Fourth, to help distinguish the predicted conditional effects of the policy-based theory from the predicted uniform effects of the other theories it is useful that public opinion on the selected bill not be completely one-sided, but instead contain a reasonable degree of variation across citizens. A poll taken shortly before enactment demonstrates that this was the case for health care reform: 48% opposed the bill, 37% supported it, and the remainder had no opinion.[6]
Finally, in order to rule out alternative explanations for any changes in public evaluations of Congress that are observed after enactment, it is important to select an enactment that took place when virtually no other significant events were occurring in the national government. According to content analysis of news coverage conducted by the Pew Research Center’s Project for Excellence in Journalism, “health care reform dominated the news” during the period included in this analysis (Holcomb et al 2010).[7] Overall, given the nature of the theories to be tested, enactment of health care reform is a case study that is particularly well-suited to the task at hand.

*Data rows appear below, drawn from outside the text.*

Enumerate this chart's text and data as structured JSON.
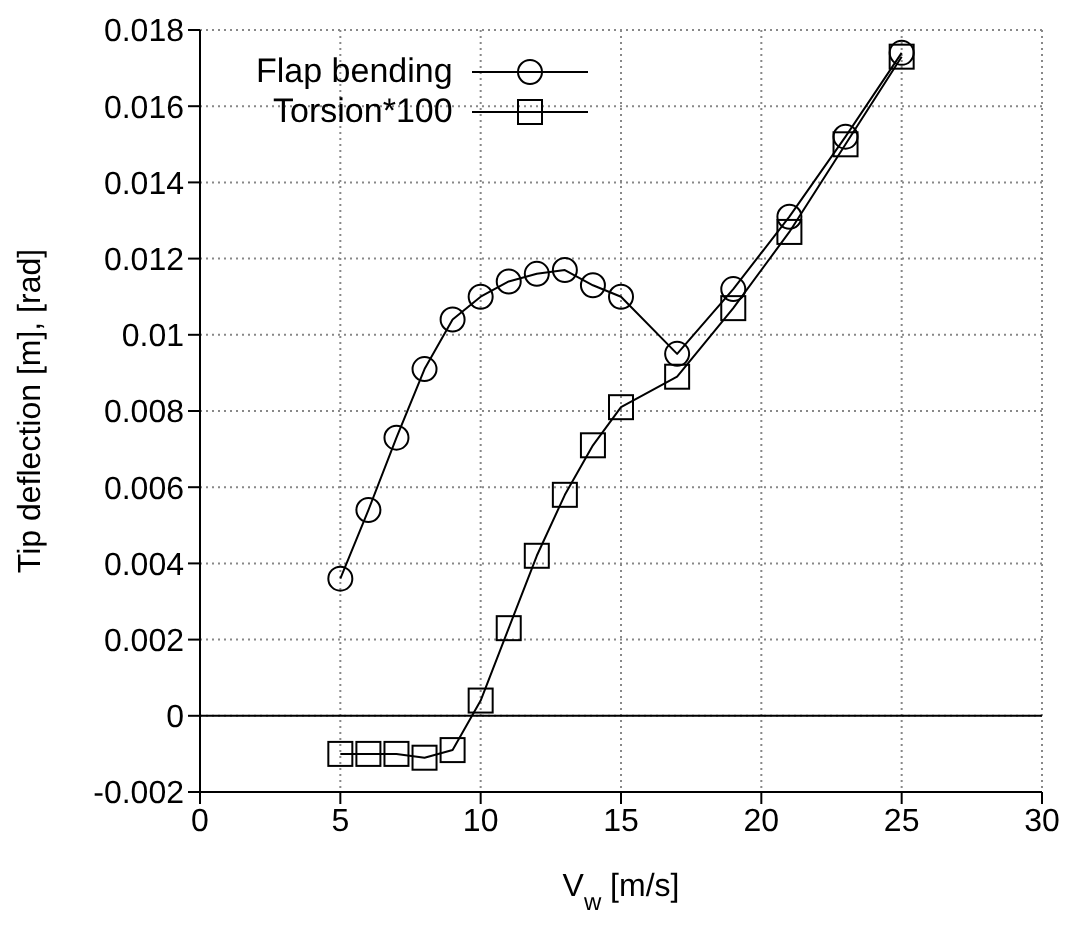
{
  "chart_data": {
    "type": "line",
    "xlabel": "V$_{w}$ [m/s]",
    "ylabel": "Tip deflection [m], [rad]",
    "xlim": [
      0,
      30
    ],
    "xticks": [
      0,
      5,
      10,
      15,
      20,
      25,
      30
    ],
    "ylim": [
      -0.002,
      0.018
    ],
    "yticks": [
      -0.002,
      0,
      0.002,
      0.004,
      0.006,
      0.008,
      0.01,
      0.012,
      0.014,
      0.016,
      0.018
    ],
    "grid": true,
    "legend": "top left",
    "line_style": "solid",
    "ref_lines": [
      {
        "axis": "y",
        "value": 0,
        "color": "#000000",
        "line_style": "solid"
      }
    ],
    "series": [
      {
        "name": "Flap bending",
        "color": "#000000",
        "marker": "circle",
        "x": [
          5,
          6,
          7,
          8,
          9,
          10,
          11,
          12,
          13,
          14,
          15,
          17,
          19,
          21,
          23,
          25
        ],
        "values": [
          0.0036,
          0.0054,
          0.0073,
          0.0091,
          0.0104,
          0.011,
          0.0114,
          0.0116,
          0.0117,
          0.0113,
          0.011,
          0.0095,
          0.0112,
          0.0131,
          0.0152,
          0.0174
        ]
      },
      {
        "name": "Torsion*100",
        "color": "#000000",
        "marker": "square",
        "x": [
          5,
          6,
          7,
          8,
          9,
          10,
          11,
          12,
          13,
          14,
          15,
          17,
          19,
          21,
          23,
          25
        ],
        "values": [
          -0.001,
          -0.001,
          -0.001,
          -0.0011,
          -0.0009,
          0.0004,
          0.0023,
          0.0042,
          0.0058,
          0.0071,
          0.0081,
          0.0089,
          0.0107,
          0.0127,
          0.015,
          0.0173
        ]
      }
    ]
  }
}
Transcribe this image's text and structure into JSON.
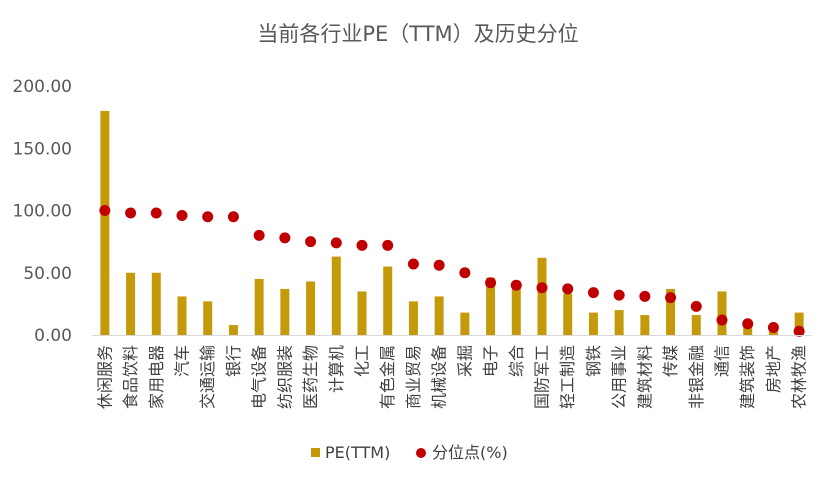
{
  "chart_data": {
    "type": "bar",
    "title": "当前各行业PE（TTM）及历史分位",
    "categories": [
      "休闲服务",
      "食品饮料",
      "家用电器",
      "汽车",
      "交通运输",
      "银行",
      "电气设备",
      "纺织服装",
      "医药生物",
      "计算机",
      "化工",
      "有色金属",
      "商业贸易",
      "机械设备",
      "采掘",
      "电子",
      "综合",
      "国防军工",
      "轻工制造",
      "钢铁",
      "公用事业",
      "建筑材料",
      "传媒",
      "非银金融",
      "通信",
      "建筑装饰",
      "房地产",
      "农林牧渔"
    ],
    "series": [
      {
        "name": "PE(TTM)",
        "mark": "bar",
        "color": "#C59A0A",
        "values": [
          180,
          50,
          50,
          31,
          27,
          8,
          45,
          37,
          43,
          63,
          35,
          55,
          27,
          31,
          18,
          46,
          38,
          62,
          33,
          18,
          20,
          16,
          37,
          16,
          35,
          7,
          5,
          18
        ]
      },
      {
        "name": "分位点(%)",
        "mark": "dot",
        "color": "#C00000",
        "values": [
          100,
          98,
          98,
          96,
          95,
          95,
          80,
          78,
          75,
          74,
          72,
          72,
          57,
          56,
          50,
          42,
          40,
          38,
          37,
          34,
          32,
          31,
          30,
          23,
          12,
          9,
          6,
          3
        ]
      }
    ],
    "yticks": [
      "0.00",
      "50.00",
      "100.00",
      "150.00",
      "200.00"
    ],
    "ylim": [
      0,
      200
    ],
    "xlabel": "",
    "ylabel": "",
    "grid": false,
    "legend_position": "bottom"
  }
}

In addition to providing leverage on the theoretical issues at hand, the case study also sheds new light on the passage of health care reform as an important historical event in its own right. For example, as of this writing, significant efforts are being made to repeal the health care law. Part of the rationale for this repeal is the notion that people were unhappy with Congress for passing it in the first place (Halloran 2010). By systematically analyzing actual changes in evaluations of Congress surrounding enactment of health care reform, this study provides some additional perspective to these repeal efforts.
Applying the general theories from the previous section to the case of the 2010 health care reform bill’s enactment, I propose three specific hypotheses. If citizens were primarily concerned with the legislation’s policy content, then its enactment should increase support for Congress among those who favor the bill, decrease support among those who oppose the bill, and have no predicted effect for those without a policy preference. If citizens viewed the enactment simply as evidence of the Congress’s competence, then enactment should increase support for Congress, regardless of a citizen’s policy views. Finally, if citizens were primarily concerned with the level of partisanship in the process of this enactment—and if enactment increased perceptions of congressional partisanship—then enactment should decrease support for Congress, regardless of a citizen’s policy views.[8]